Explain how the cycling of water and carbon are central to supporting life on Earth

- cycling of water and carbon are central to supporting life on Earth and an understanding of these cycles underpins some of the most difficult international challenges of our times
- water cycle helps to tie together the Earth’s lands, oceans and atmosphere into an integrated physical system
- in addition, water vapour is the most important greenhouse gas and is a major factor in determining climate- understanding the global complexities of the global water cycle is essential if we are to better manage this vital resource
- carbon is everywhere- in our oceans, rocks, soils and all forms of life, as well as in our atmosphere- the health of our planet depends on carbon and how it cycles through the Earth’s system
- carbon cycle plays a key role in regulating global temperature and global climate by controlling the amount of carbon dioxide, another greenhouse gas in our atmosphere


What is a system?

An assemblage of interrelated parts that work together by way of some driving process- they are a series of stores or components that have flows or connections between them


What are the 3 types of property in a system:

- elements (things that make up system of interest)
- attributes ( perceived characteristics of elements)
- relationships (description of how the various elements and their attributes work together to carry out some sort of process)

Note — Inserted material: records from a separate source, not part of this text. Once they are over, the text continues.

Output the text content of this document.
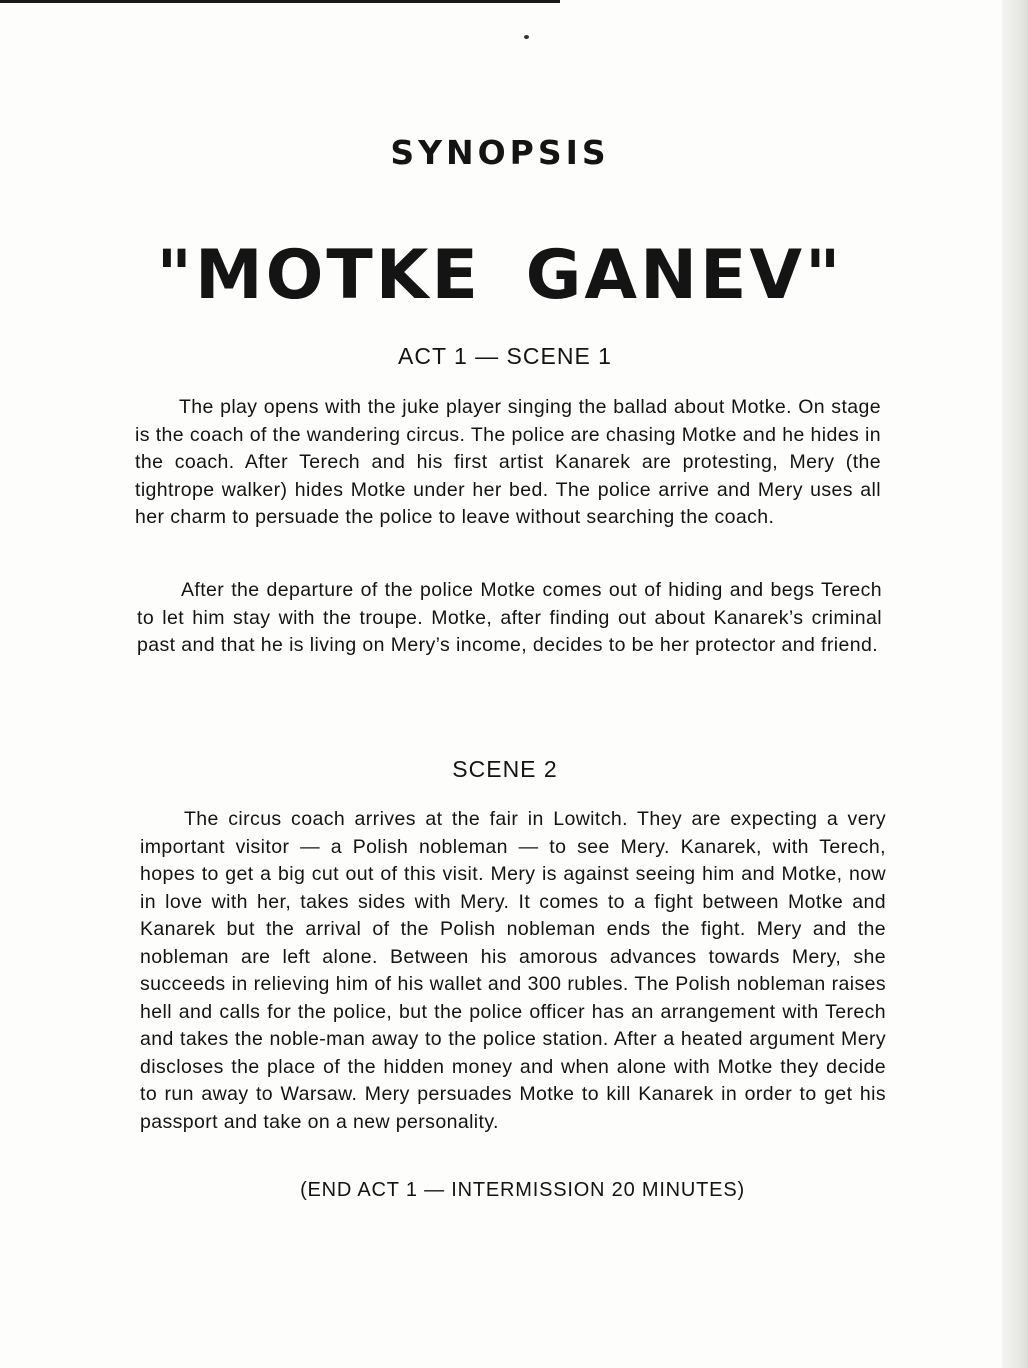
SYNOPSIS
"MOTKE GANEV"
ACT 1 — SCENE 1

The play opens with the juke player singing the ballad about Motke. On stage is the coach of the wandering circus. The police are chasing Motke and he hides in the coach. After Terech and his first artist Kanarek are protesting, Mery (the tightrope walker) hides Motke under her bed. The police arrive and Mery uses all her charm to persuade the police to leave without searching the coach.

After the departure of the police Motke comes out of hiding and begs Terech to let him stay with the troupe. Motke, after finding out about Kanarek’s criminal past and that he is living on Mery’s income, decides to be her protector and friend.

SCENE 2

The circus coach arrives at the fair in Lowitch. They are expecting a very important visitor — a Polish nobleman — to see Mery. Kanarek, with Terech, hopes to get a big cut out of this visit. Mery is against seeing him and Motke, now in love with her, takes sides with Mery. It comes to a fight between Motke and Kanarek but the arrival of the Polish nobleman ends the fight. Mery and the nobleman are left alone. Between his amorous advances towards Mery, she succeeds in relieving him of his wallet and 300 rubles. The Polish nobleman raises hell and calls for the police, but the police officer has an arrangement with Terech and takes the noble-man away to the police station. After a heated argument Mery discloses the place of the hidden money and when alone with Motke they decide to run away to Warsaw. Mery persuades Motke to kill Kanarek in order to get his passport and take on a new personality.

(END ACT 1 — INTERMISSION 20 MINUTES)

Most systems share the same characteristics:

- structure that lies within a boundary
- generalisations of reality, removing incidental detail that obscures fundamental relationships
- they function by having inputs and outputs of material (energy and/or matter) that is processed within the components causing it to change in some way
- involve flow of material between components


What are the 3 classifications of systems?

- isolated systems
- closed systems
-open systems


What is an isolated system?

- system that has no interaction with anything outside the system boundary
- there is no input or output of energy or matter
- many controlled laboratory experiments are this types of system and are rare in nature


What is a closed system?

transfers of energy both into and beyond the system boundary but not transfer of matter e.g. global water cycle


What is an open system?

Where matter and energy can be transferred from the system across the boundary into the surrounding environment e.g. most ecosystems


On a global scale, both the water and carbon cycles are what type of system?

Closed as there are no inputs to or outputs from the system I.e. nothing is gained or lost to space


On a local scale, both the water and carbon cycles are what kind of systems?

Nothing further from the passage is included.